The original statement of the conjecture in [19] is ambiguous and allows for more interpretations, see also [21] or [18]. The above given statement of Conjecture 14 follows from two results. First, for binary alphabet the question is solved by B. Tan in [33]: if a fixed point of a primitive morphism \(\varphi \) over a binary alphabet contains infinitely many palindromes, then \(\varphi \) or \(\varphi ^2\) is of class \(P'\). Second, in [23], S. Labbé shows that the analogy of the previous result cannot be generalized for multiliteral alphabet: there exists a word \({\mathbf w}\) over ternary alphabet which is a palindromic fixed point of a primitive morphism and not being fixed by any morphism of class \(P'\). However, the authors of [18] note that the language of the word \({\mathbf w}\) may indeed be generated by a morphism of class P.

At this moment only partial answers to Conjecture 14 are known: as already mentioned, the binary case is solved ([33]); for larger alphabets an affirmative answer is provided only for some special classes of morphisms.

In [25], we confirm the conjecture for morphisms fixing a codings a non-degenerate exchange of 3 intervals. In [21], the authors prove the validity of the conjecture for marked morphisms. Moreover, they show that a power of the marked morphism itself is in class \(P'\). The technique and results used in the proofs of the latter fact is crucial in showing the defect conjecture for marked morphisms in [22].

Palindromicity of a fixed point \({\mathbf u}\) is linked to the symmetry of the language \(\mathcal {L}({\mathbf u})\), namely the closedness under reversal. One direction of this connection is trivial: If a fixed point of a primitive morphism contains infinitely many palindromes, then its language is closed under reversal. The non-trivial converse is shown in [21] for marked morphisms. The mentioned results and computer experiments lead to the formulation of the following conjecture.

Conjecture 15

Let \(\varphi : \mathcal A^* \rightarrow \mathcal A^*\) be a primitive morphism having a fixed point \({\mathbf u}\). Its language \(\mathcal {L}({\mathbf u})\) is closed under reversal if and only if \({\mathbf u}\) is palindromic.

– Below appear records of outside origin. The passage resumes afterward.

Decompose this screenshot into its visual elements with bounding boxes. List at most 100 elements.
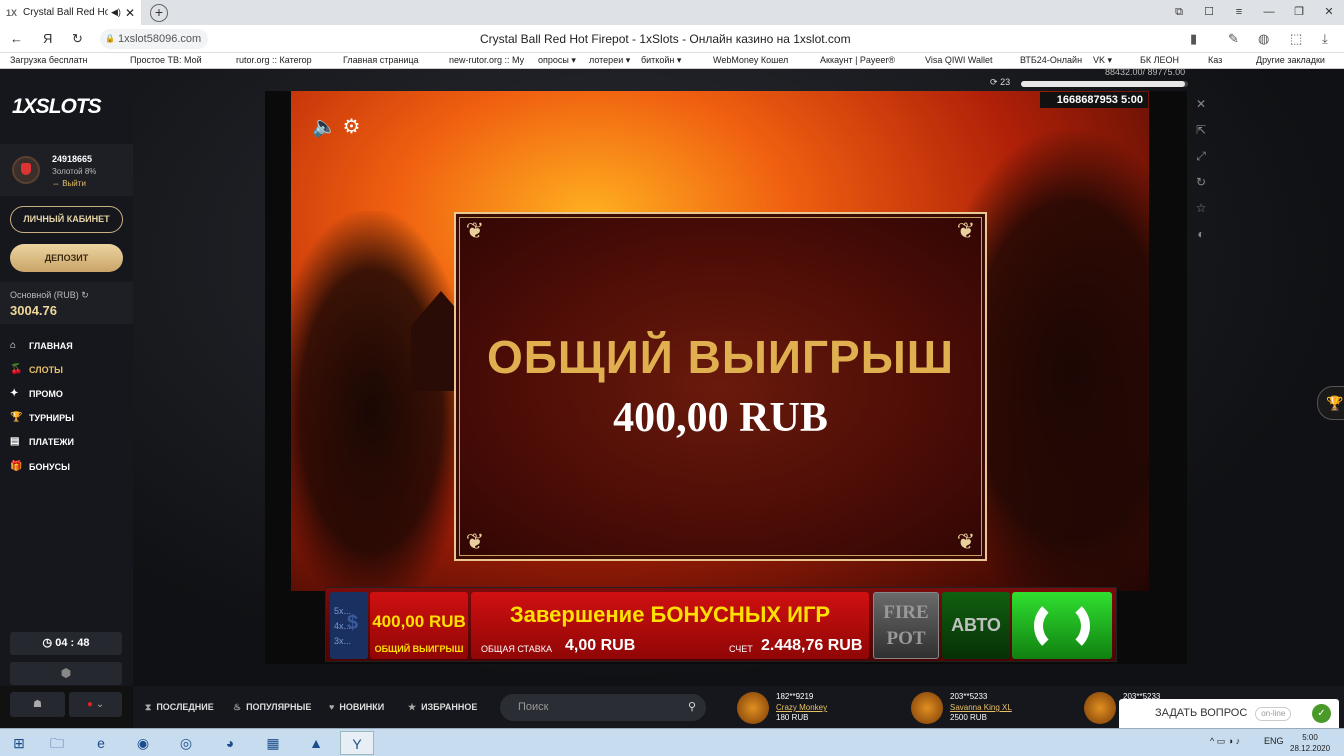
nav-home[interactable]: ⌂ ГЛАВНАЯ <box>10 340 73 351</box>
paytable-button[interactable]: 5x... 4x... 3x... $ <box>330 592 368 659</box>
bookmark-item[interactable]: new-rutor.org :: Му <box>449 55 524 65</box>
firefox-icon[interactable]: ◉ <box>126 731 160 755</box>
toggle-icon[interactable]: ◐ <box>1190 221 1212 247</box>
bookmark-item[interactable]: лотереи ▾ <box>589 55 630 66</box>
site-logo[interactable]: 1XSLOTS <box>12 95 102 119</box>
firepot-button[interactable]: FIRE POT <box>873 592 939 659</box>
nox-icon[interactable]: ◎ <box>169 731 203 755</box>
trophy-icon: 🏆 <box>1326 395 1344 411</box>
bookmark-item[interactable]: Visa QIWI Wallet <box>925 55 993 65</box>
browser-tab[interactable]: 1X Crystal Ball Red Hot ◀) ✕ <box>0 0 141 25</box>
fullscreen-icon[interactable]: ⤢ <box>1190 143 1212 169</box>
file-explorer-icon[interactable]: 🗀 <box>40 731 74 755</box>
system-clock[interactable]: 5:00 28.12.2020 <box>1290 732 1330 754</box>
bookmarks-icon[interactable]: ⧉ <box>1164 0 1194 25</box>
chrome-icon[interactable]: ◕ <box>213 731 247 755</box>
deposit-button[interactable]: ДЕПОЗИТ <box>10 244 123 272</box>
bookmark-item[interactable]: ВТБ24-Онлайн <box>1020 55 1082 65</box>
refresh-icon[interactable]: ↻ <box>81 290 89 300</box>
tournament-trophy-button[interactable]: 🏆 <box>1317 386 1344 420</box>
nav-payments[interactable]: ▤ ПЛАТЕЖИ <box>10 436 74 447</box>
cherry-icon: 🍒 <box>10 364 23 375</box>
sound-icon[interactable]: 🔈 <box>312 116 337 138</box>
bookmark-item[interactable]: Другие закладки <box>1256 55 1325 65</box>
page-title: Crystal Ball Red Hot Firepot - 1xSlots -… <box>480 32 851 46</box>
bookmark-item[interactable]: Каз <box>1208 55 1222 65</box>
bookmark-item[interactable]: rutor.org :: Категор <box>236 55 312 65</box>
extension-icon[interactable]: ⬚ <box>1290 31 1302 47</box>
language-indicator[interactable]: ENG <box>1264 736 1284 746</box>
bookmark-icon[interactable]: ▮ <box>1190 31 1197 47</box>
yandex-icon[interactable]: Я <box>43 31 52 46</box>
close-window-icon[interactable]: ✕ <box>1314 0 1344 25</box>
chat-icon: ✓ <box>1312 704 1331 723</box>
spin-button[interactable] <box>1012 592 1112 659</box>
search-icon[interactable]: ⚲ <box>688 694 696 721</box>
search-input[interactable]: Поиск ⚲ <box>500 694 706 721</box>
online-status: on-line <box>1255 707 1292 721</box>
bookmark-item[interactable]: VK ▾ <box>1093 55 1112 66</box>
bookmark-item[interactable]: WebMoney Кошел <box>713 55 788 65</box>
ie-icon[interactable]: e <box>84 731 118 755</box>
window-controls: ⧉ ☐ ≡ — ❐ ✕ <box>1164 0 1344 25</box>
speaker-icon[interactable]: ◀) <box>111 7 121 18</box>
menu-icon[interactable]: ≡ <box>1224 0 1254 25</box>
ornament-icon: ❦ <box>956 218 976 243</box>
ornament-icon: ❦ <box>465 529 485 554</box>
back-icon[interactable]: ← <box>10 31 23 46</box>
logout-link[interactable]: ⇔ Выйти <box>52 179 86 188</box>
notifications-icon[interactable]: ☐ <box>1194 0 1224 25</box>
stake-label: ОБЩАЯ СТАВКА <box>481 644 552 654</box>
app-a-icon[interactable]: ▲ <box>299 731 333 755</box>
reload-game-icon[interactable]: ↻ <box>1190 169 1212 195</box>
cabinet-button[interactable]: ЛИЧНЫЙ КАБИНЕТ <box>10 206 123 233</box>
tab-new[interactable]: ♥ НОВИНКИ <box>329 702 384 712</box>
close-tab-icon[interactable]: ✕ <box>125 6 135 20</box>
nav-bonuses[interactable]: 🎁 БОНУСЫ <box>10 461 70 472</box>
bookmark-item[interactable]: Аккаунт | Payeer® <box>820 55 895 65</box>
game-control-bar: 5x... 4x... 3x... $ 400,00 RUB ОБЩИЙ ВЫИ… <box>325 587 1117 662</box>
account-button[interactable]: ☗ <box>10 692 65 717</box>
nav-tournaments[interactable]: 🏆 ТУРНИРЫ <box>10 412 74 423</box>
credit-value: 2.448,76 RUB <box>761 637 863 654</box>
tab-recent[interactable]: ⧗ ПОСЛЕДНИЕ <box>145 702 214 713</box>
excel-icon[interactable]: ▦ <box>256 731 290 755</box>
windows-start-icon[interactable]: ⊞ <box>2 731 36 755</box>
tab-popular[interactable]: ♨ ПОПУЛЯРНЫЕ <box>233 702 311 713</box>
nav-promo[interactable]: ✦ ПРОМО <box>10 388 63 399</box>
bookmark-item[interactable]: опросы ▾ <box>538 55 576 66</box>
yandex-browser-icon[interactable]: Y <box>340 731 374 755</box>
stake-value[interactable]: 4,00 RUB <box>565 637 635 655</box>
close-icon[interactable]: ✕ <box>1190 91 1212 117</box>
android-app-button[interactable]: ⬢ <box>10 662 122 685</box>
ask-question-button[interactable]: ЗАДАТЬ ВОПРОС on-line ✓ <box>1119 699 1339 728</box>
bookmark-item[interactable]: Загрузка бесплатн <box>10 55 87 65</box>
trophy-icon: 🏆 <box>10 412 23 423</box>
download-icon[interactable]: ⤓ <box>1322 31 1328 47</box>
bookmark-item[interactable]: биткойн ▾ <box>641 55 681 66</box>
os-taskbar: ⊞ 🗀 e ◉ ◎ ◕ ▦ ▲ Y ^ ▭ ◑ ♪ ENG 5:00 28.12.… <box>0 728 1344 756</box>
bookmark-item[interactable]: Простое ТВ: Мой <box>130 55 202 65</box>
autoplay-button[interactable]: АВТО <box>942 592 1010 659</box>
balance-panel: Основной (RUB) ↻ 3004.76 <box>0 282 133 324</box>
tray-icons[interactable]: ^ ▭ ◑ ♪ <box>1210 736 1240 747</box>
restore-icon[interactable]: ❐ <box>1284 0 1314 25</box>
pen-icon[interactable]: ✎ <box>1228 31 1239 47</box>
new-tab-button[interactable]: + <box>150 4 168 22</box>
bookmark-item[interactable]: Главная страница <box>343 55 419 65</box>
tab-favicon: 1X <box>6 7 18 18</box>
language-select[interactable]: ● ⌄ <box>69 692 122 717</box>
sidebar: 1XSLOTS 24918665 Золотой 8% ⇔ Выйти ЛИЧН… <box>0 69 133 717</box>
tab-favorites[interactable]: ★ ИЗБРАННОЕ <box>408 702 477 713</box>
progress-fill <box>1021 81 1186 87</box>
settings-icon[interactable]: ⚙ <box>342 116 360 138</box>
favorite-star-icon[interactable]: ☆ <box>1190 195 1212 221</box>
url-field[interactable]: 1xslot58096.com <box>100 29 208 49</box>
minimize-icon[interactable]: — <box>1254 0 1284 25</box>
nav-slots[interactable]: 🍒 СЛОТЫ <box>10 364 63 375</box>
share-icon[interactable]: ⇱ <box>1190 117 1212 143</box>
globe-icon[interactable]: ◍ <box>1258 31 1269 47</box>
reload-icon[interactable]: ↻ <box>72 31 83 47</box>
bookmark-item[interactable]: БК ЛЕОН <box>1140 55 1179 65</box>
balance-value: 3004.76 <box>10 303 57 318</box>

A proof in full generality of this conjecture has applications in algorithmic analysis of the language of a given morphism. Specifically, it allows for an efficient test whether the language of a fixed point is closed under reversal. For marked primitive morphisms, such an algorithm may be devised based on the following results of [21]:

  1. 1.

    Every marked morphism has a so-called well-marked power (see [21] for a definition). If the fixed point of the morphism is palindromic, then this power is of class \(P'\).

  2. 2.

    Conjecture 15 is true for marked morphisms.

Overall, closedness under reversal of the language generated by a marked primitive morphism is equivalent to palindromicity of the language which is equivalent to the well-marked power being in class \(P'\). Therefore, given a marked primitive morphism, the test whether the language it generates is closed under reversal consists of find the well-marked power and checking if this power is in class \(P'\). Since both these tasks can be performed efficiently in a straightforward manner, the whole test can be easily executed.

In the view of this special case, Conjecture 15 may be seen as a first step to provide an efficient test of closedness under reversal for the language generated by any primitive morphism for which the class P conjecture holds.